Even as the threat landscape evolves, one of the most important lessons for security leaders is that the basics have not changed. In fact, they matter now more than ever. New risks do not require the replacement of foundational controls; they amplify the need for them.
Multi-Factor Authentication and Zero Trust
Multi-factor authentication (MFA) remains one of the clearest examples of reinforcing the basics. It continues to be among the most effective ways to reduce the likelihood of compromise. Industry data consistently shows that MFA dramatically lowers risk, even when credentials are exposed.
For mainframe environments, this is especially important because the systems involved are inherently high value and often deeply interconnected with core business services. Strengthening authentication is not optional.

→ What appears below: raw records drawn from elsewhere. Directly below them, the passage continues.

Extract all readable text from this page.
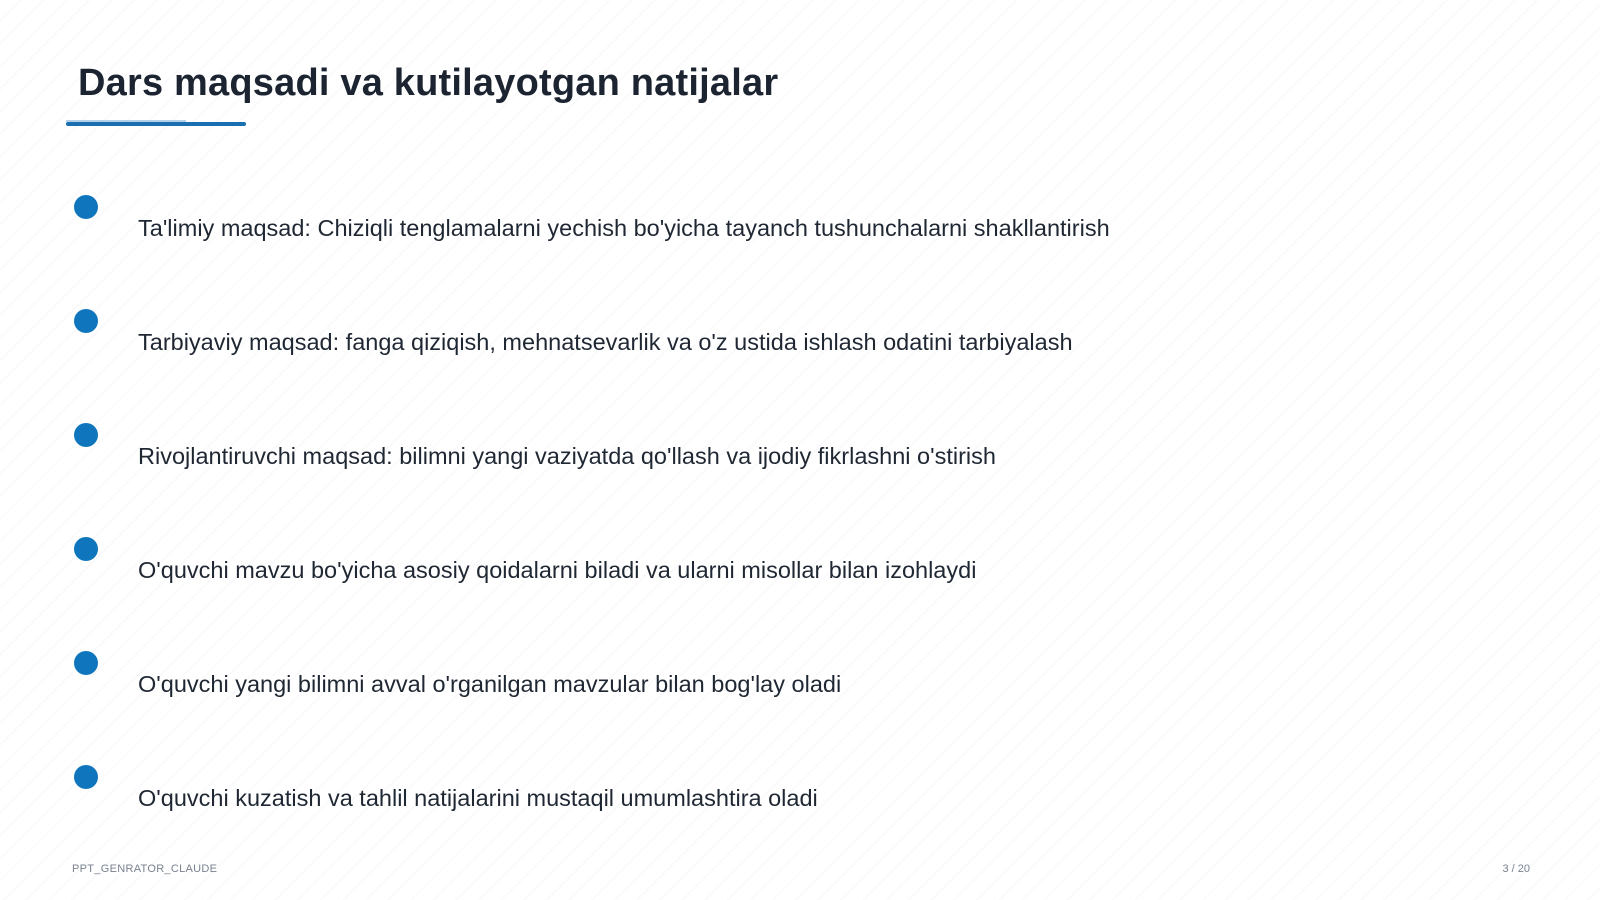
Dars maqsadi va kutilayotgan natijalar
Ta'limiy maqsad: Chiziqli tenglamalarni yechish bo'yicha tayanch tushunchalarni shakllantirish
Tarbiyaviy maqsad: fanga qiziqish, mehnatsevarlik va o'z ustida ishlash odatini tarbiyalash
Rivojlantiruvchi maqsad: bilimni yangi vaziyatda qo'llash va ijodiy fikrlashni o'stirish
O'quvchi mavzu bo'yicha asosiy qoidalarni biladi va ularni misollar bilan izohlaydi
O'quvchi yangi bilimni avval o'rganilgan mavzular bilan bog'lay oladi
O'quvchi kuzatish va tahlil natijalarini mustaqil umumlashtira oladi
PPT_GENRATOR_CLAUDE	3 / 20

It is one of the fastest and most practical ways to improve security outcomes.
But authentication alone is not enough. Enterprises also need to enforce a Zero-Trust posture that limits standing privilege and emphasizes just-in-time, time-bound access. Mainframe resources are often business critical, and broad or persistent access creates unnecessary risk. Security teams should be moving toward models where access is granted only when needed, approved through defined workflows, and fully auditable. This approach reduces the blast radius of compromised credentials and helps organizations better align access with actual business needs.
Continuous Monitoring
Continuous monitoring is another imperative that cannot be overlooked. If the average time to contain a data breach stretches into months, then visibility and response speed become decisive advantages.
For example, in 2025, the average time to contain a data breach took 276 days. Real-time monitoring across the mainframe estate is essential for detecting abnormal access patterns, newly created resources, policy violations, and suspicious behavior before they escalate into larger incidents. Monitoring must also become more intelligent. Security teams do not need more noise; they need better signals. Effective policy authoring, alerting, and event correlation help teams focus on the activity that matters most.
Taken together, these priorities point to a broader strategic message for technology leaders: Future-ready security isn’t about choosing between innovation and discipline. It requires both. Organizations must prepare for AI-driven growth in NHIs, anticipate the cryptographic implications of quantum computing, and at the same time double down on proven controls such as MFA, least privilege, just-in-time access, and continuous monitoring.
That’s where modernization efforts can create real value. ACF2 and Top Secret v17 are not simply version upgrades. They’re part of a larger opportunity to rethink how identity and access security are implemented in one of the most critical environments in the enterprise. By strengthening identity hygiene, modernizing encryption, and reinforcing foundational controls, organizations can better align for the security of today and tomorrow.
The future of security will belong to enterprises that treat identity as the new perimeter, automation as both an enabler and a risk multiplier, and resilience as a design principle rather than a reactive measure. In a world shaped by NHI sprawl and quantum-era uncertainty, winning organizations will be the ones that modernize with purpose, govern with precision, and never lose sight of the fundamentals.